In more ways than one...

And the kicker is, the rules they play by make Shadowrunning part of the system!
Shiloh
QUOTE (hobgoblin @ Apr 27 2008, 03:45 PM) *
the funny thing is that said corps sounds very communist in their internal workings wink.gif


Less "Communist", more "Stalinist"... and with absolutely no concern for their wageslaves beyond that (or the appearance of that) which benefits the bottom line.
Shiloh
QUOTE (Cantankerous @ Apr 27 2008, 03:51 PM) *
And if you think your vote counts there a fiftieth as much as it counts in a "democracy" then I have this wonderful Bridge in Arizona for sale that you'd just love.


Yeah. You may not even *have* a vote. Most issued stock is non-voting. Some issued stock doesn't pay a dividend, even; it exists only to be traded.
Iracundus
The fact some shadowruns involve exposing corporate wrongdoing to the public means corporations, even megacorps, at at some minimal level sensitive to public opinion if only because it can negatively impact outside sales. That is for example why Renraku took such a beating from the Arcology incident. Aside from the material losses, it sent the company's local reputation down the tubes. Granted, the sensitivity of the corps to this probably extends only so far as to attempt cover up or damage control, which may mean some minor politically face saving gestures or sacrificing of scapegoats.


In the old Corporate Shadowfiles it suggested the reason the corporations have not become the governments is because they don't want to deal with providing some of the non-profitable basic services of a government. The remnants of national identity in the Shadowrun 6th world era also mean the corporations probably still do pay some small amount of tax to national governments, more for symbolic purposes than anything else in order to show John Doe citizen on the street that the corporations are nice and law abiding entities.
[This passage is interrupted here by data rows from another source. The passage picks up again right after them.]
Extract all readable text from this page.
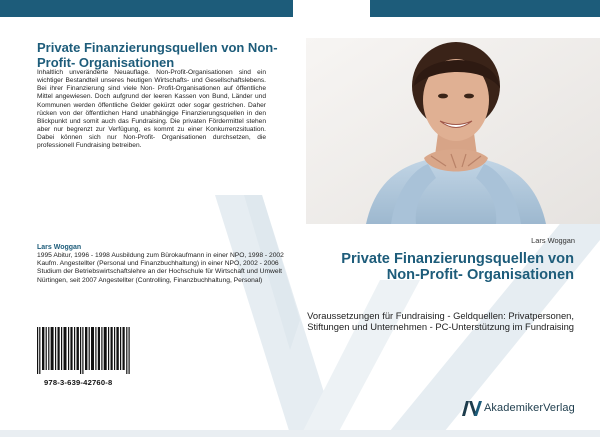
Private Finanzierungsquellen von Non-Profit- Organisationen
Inhaltlich unveränderte Neuauflage. Non-Profit-Organisationen sind ein wichtiger Bestandteil unseres heutigen Wirtschafts- und Gesellschaftslebens. Bei ihrer Finanzierung sind viele Non- Profit-Organisationen auf öffentliche Mittel angewiesen. Doch aufgrund der leeren Kassen von Bund, Länder und Kommunen werden öffentliche Gelder gekürzt oder sogar gestrichen. Daher rücken von der öffentlichen Hand unabhängige Finanzierungsquellen in den Blickpunkt und somit auch das Fundraising. Die privaten Fördermittel stehen aber nur begrenzt zur Verfügung, es kommt zu einer Konkurrenzsituation. Dabei können sich nur Non-Profit- Organisationen durchsetzen, die professionell Fundraising betreiben.
Lars Woggan
1995 Abitur, 1996 - 1998 Ausbildung zum Bürokaufmann in einer NPO, 1998 - 2002 Kaufm. Angestellter (Personal und Finanzbuchhaltung) in einer NPO, 2002 - 2006 Studium der Betriebswirtschaftslehre an der Hochschule für Wirtschaft und Umwelt Nürtingen, seit 2007 Angestellter (Controlling, Finanzbuchhaltung, Personal)
978-3-639-42760-8
Lars Woggan
Private Finanzierungsquellen von Non-Profit- Organisationen
Voraussetzungen für Fundraising - Geldquellen: Privatpersonen, Stiftungen und Unternehmen - PC-Unterstützung im Fundraising
AkademikerVerlag
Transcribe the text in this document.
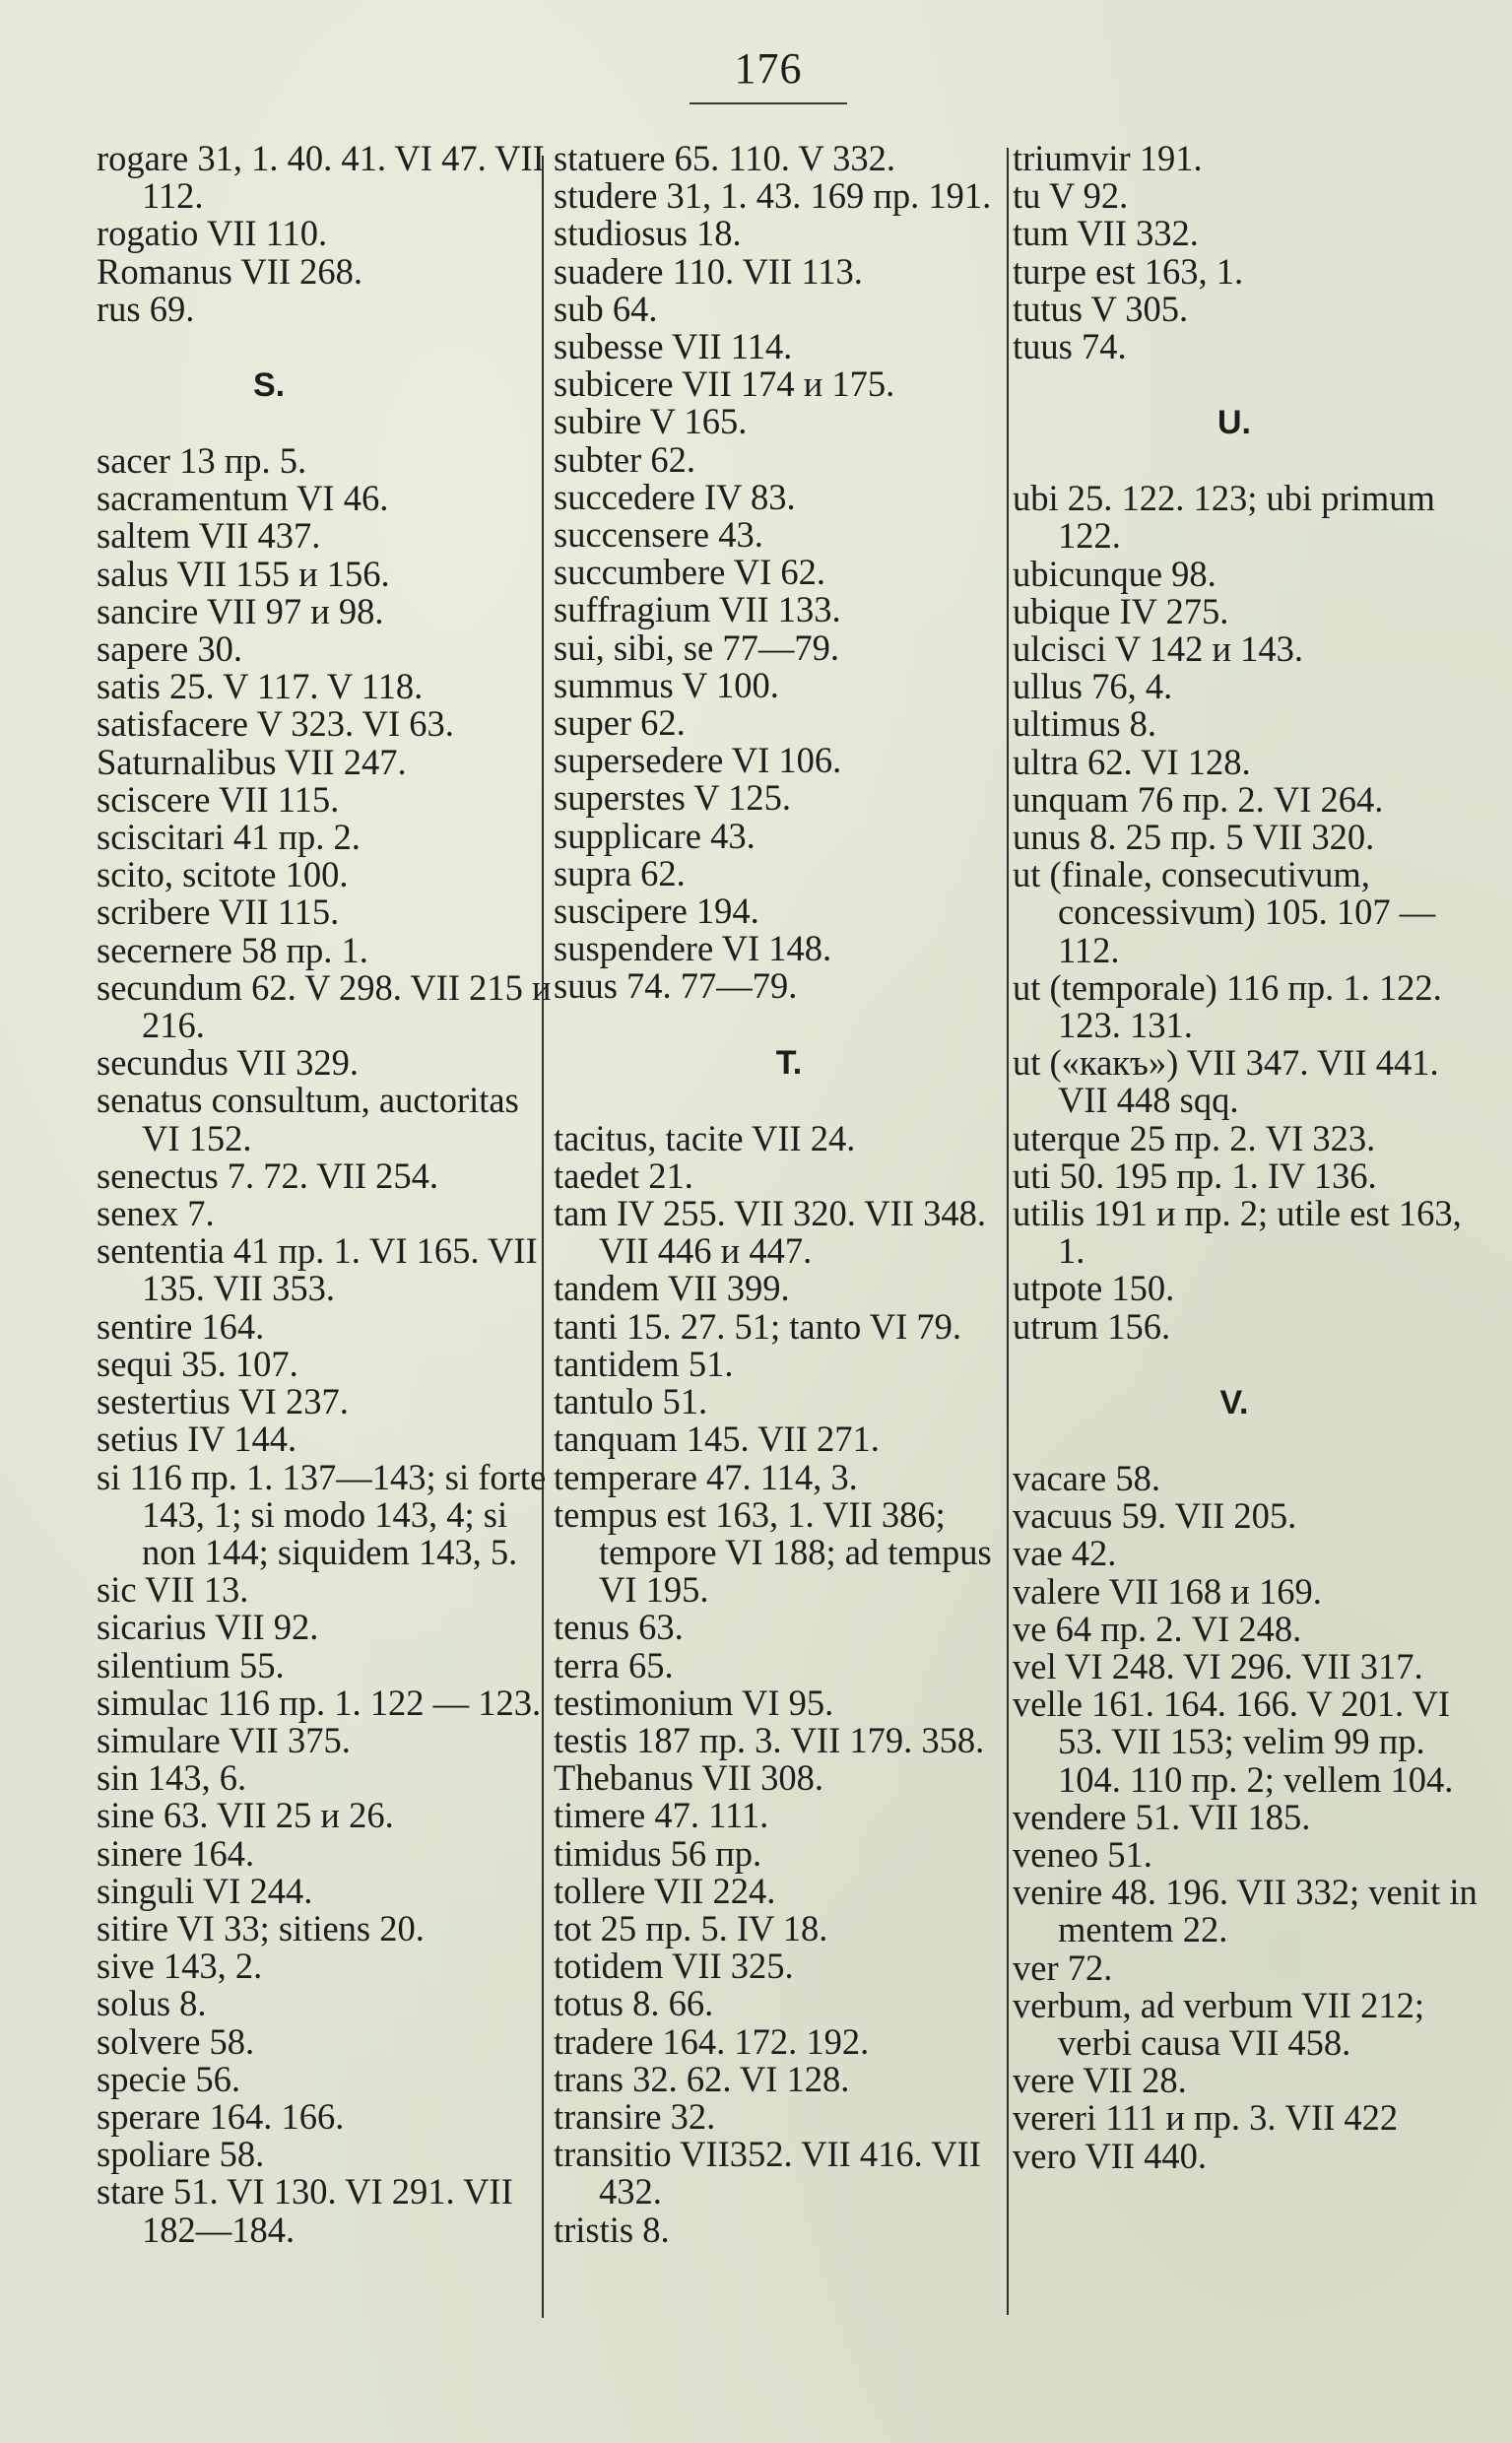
176
rogare 31, 1. 40. 41. VI 47. VII 112.
rogatio VII 110.
Romanus VII 268.
rus 69.
S.
sacer 13 пр. 5.
sacramentum VI 46.
saltem VII 437.
salus VII 155 и 156.
sancire VII 97 и 98.
sapere 30.
satis 25. V 117. V 118.
satisfacere V 323. VI 63.
Saturnalibus VII 247.
sciscere VII 115.
sciscitari 41 пр. 2.
scito, scitote 100.
scribere VII 115.
secernere 58 пр. 1.
secundum 62. V 298. VII 215 и 216.
secundus VII 329.
senatus consultum, auctoritas VI 152.
senectus 7. 72. VII 254.
senex 7.
sententia 41 пр. 1. VI 165. VII 135. VII 353.
sentire 164.
sequi 35. 107.
sestertius VI 237.
setius IV 144.
si 116 пр. 1. 137—143; si forte 143, 1; si modo 143, 4; si non 144; siquidem 143, 5.
sic VII 13.
sicarius VII 92.
silentium 55.
simulac 116 пр. 1. 122 — 123.
simulare VII 375.
sin 143, 6.
sine 63. VII 25 и 26.
sinere 164.
singuli VI 244.
sitire VI 33; sitiens 20.
sive 143, 2.
solus 8.
solvere 58.
specie 56.
sperare 164. 166.
spoliare 58.
stare 51. VI 130. VI 291. VII 182—184.
statuere 65. 110. V 332.
studere 31, 1. 43. 169 пр. 191.
studiosus 18.
suadere 110. VII 113.
sub 64.
subesse VII 114.
subicere VII 174 и 175.
subire V 165.
subter 62.
succedere IV 83.
succensere 43.
succumbere VI 62.
suffragium VII 133.
sui, sibi, se 77—79.
summus V 100.
super 62.
supersedere VI 106.
superstes V 125.
supplicare 43.
supra 62.
suscipere 194.
suspendere VI 148.
suus 74. 77—79.
T.
tacitus, tacite VII 24.
taedet 21.
tam IV 255. VII 320. VII 348. VII 446 и 447.
tandem VII 399.
tanti 15. 27. 51; tanto VI 79.
tantidem 51.
tantulo 51.
tanquam 145. VII 271.
temperare 47. 114, 3.
tempus est 163, 1. VII 386; tempore VI 188; ad tempus VI 195.
tenus 63.
terra 65.
testimonium VI 95.
testis 187 пр. 3. VII 179. 358.
Thebanus VII 308.
timere 47. 111.
timidus 56 пр.
tollere VII 224.
tot 25 пр. 5. IV 18.
totidem VII 325.
totus 8. 66.
tradere 164. 172. 192.
trans 32. 62. VI 128.
transire 32.
transitio VII352. VII 416. VII 432.
tristis 8.
triumvir 191.
tu V 92.
tum VII 332.
turpe est 163, 1.
tutus V 305.
tuus 74.
U.
ubi 25. 122. 123; ubi primum 122.
ubicunque 98.
ubique IV 275.
ulcisci V 142 и 143.
ullus 76, 4.
ultimus 8.
ultra 62. VI 128.
unquam 76 пр. 2. VI 264.
unus 8. 25 пр. 5 VII 320.
ut (finale, consecutivum, concessivum) 105. 107 — 112.
ut (temporale) 116 пр. 1. 122. 123. 131.
ut («какъ») VII 347. VII 441. VII 448 sqq.
uterque 25 пр. 2. VI 323.
uti 50. 195 пр. 1. IV 136.
utilis 191 и пр. 2; utile est 163, 1.
utpote 150.
utrum 156.
V.
vacare 58.
vacuus 59. VII 205.
vae 42.
valere VII 168 и 169.
ve 64 пр. 2. VI 248.
vel VI 248. VI 296. VII 317.
velle 161. 164. 166. V 201. VI 53. VII 153; velim 99 пр. 104. 110 пр. 2; vellem 104.
vendere 51. VII 185.
veneo 51.
venire 48. 196. VII 332; venit in mentem 22.
ver 72.
verbum, ad verbum VII 212; verbi causa VII 458.
vere VII 28.
vereri 111 и пр. 3. VII 422
vero VII 440.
Corporate Shadowfiles also examined some of the finer points of the extraterritoriality clause including how it extended in a cone of air above a facility and also a cone of ground underneath. This actually limits the corporations right to pollute and make a mess in some sense as if such material drifts out of "their" airspace or ground space, the government (presumably backed up by other corps) would have the right to come down on them for fouling up other people's property.
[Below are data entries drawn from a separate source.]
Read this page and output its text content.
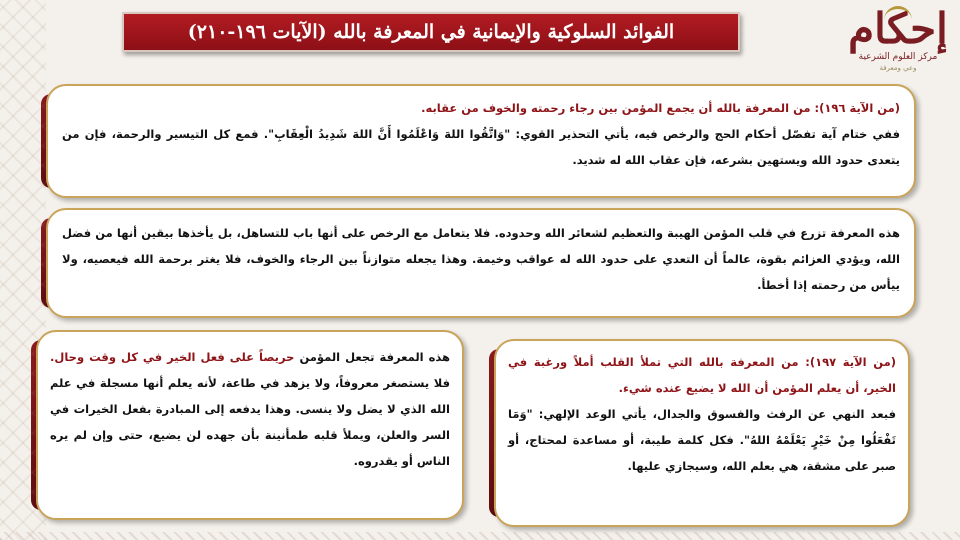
الفوائد السلوكية والإيمانية في المعرفة بالله (الآيات ١٩٦-٢١٠)	إحكام
مركز العلوم الشرعية
وعي ومعرفة

(من الآية ١٩٦): من المعرفة بالله أن يجمع المؤمن بين رجاء رحمته والخوف من عقابه.

ففي ختام آية تفصّل أحكام الحج والرخص فيه، يأتي التحذير القوي: "وَاتَّقُوا اللهَ وَاعْلَمُوا أَنَّ اللهَ شَدِيدُ الْعِقَابِ". فمع كل التيسير والرحمة، فإن من يتعدى حدود الله ويستهين بشرعه، فإن عقاب الله له شديد.

هذه المعرفة تزرع في قلب المؤمن الهيبة والتعظيم لشعائر الله وحدوده. فلا يتعامل مع الرخص على أنها باب للتساهل، بل يأخذها بيقين أنها من فضل الله، ويؤدي العزائم بقوة، عالماً أن التعدي على حدود الله له عواقب وخيمة. وهذا يجعله متوازناً بين الرجاء والخوف، فلا يغتر برحمة الله فيعصيه، ولا ييأس من رحمته إذا أخطأ.

(من الآية ١٩٧): من المعرفة بالله التي تملأ القلب أملاً ورغبة في الخير، أن يعلم المؤمن أن الله لا يضيع عنده شيء.

فبعد النهي عن الرفث والفسوق والجدال، يأتي الوعد الإلهي: "وَمَا تَفْعَلُوا مِنْ خَيْرٍ يَعْلَمْهُ اللهُ". فكل كلمة طيبة، أو مساعدة لمحتاج، أو صبر على مشقة، هي بعلم الله، وسيجازي عليها.

هذه المعرفة تجعل المؤمن حريصاً على فعل الخير في كل وقت وحال. فلا يستصغر معروفاً، ولا يزهد في طاعة، لأنه يعلم أنها مسجلة في علم الله الذي لا يضل ولا ينسى. وهذا يدفعه إلى المبادرة بفعل الخيرات في السر والعلن، ويملأ قلبه طمأنينة بأن جهده لن يضيع، حتى وإن لم يره الناس أو يقدروه.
I see all the corporations and national governments existing in a balance of power. While each individual extraterritorial corp might have absolute power within its own territory, they do business on the outside as well. Too many unsavory dealings or scandals or overt interference in the government would lead the other major players to oppose and aid any victim if only to prevent the first corp from gaining excessive dominance.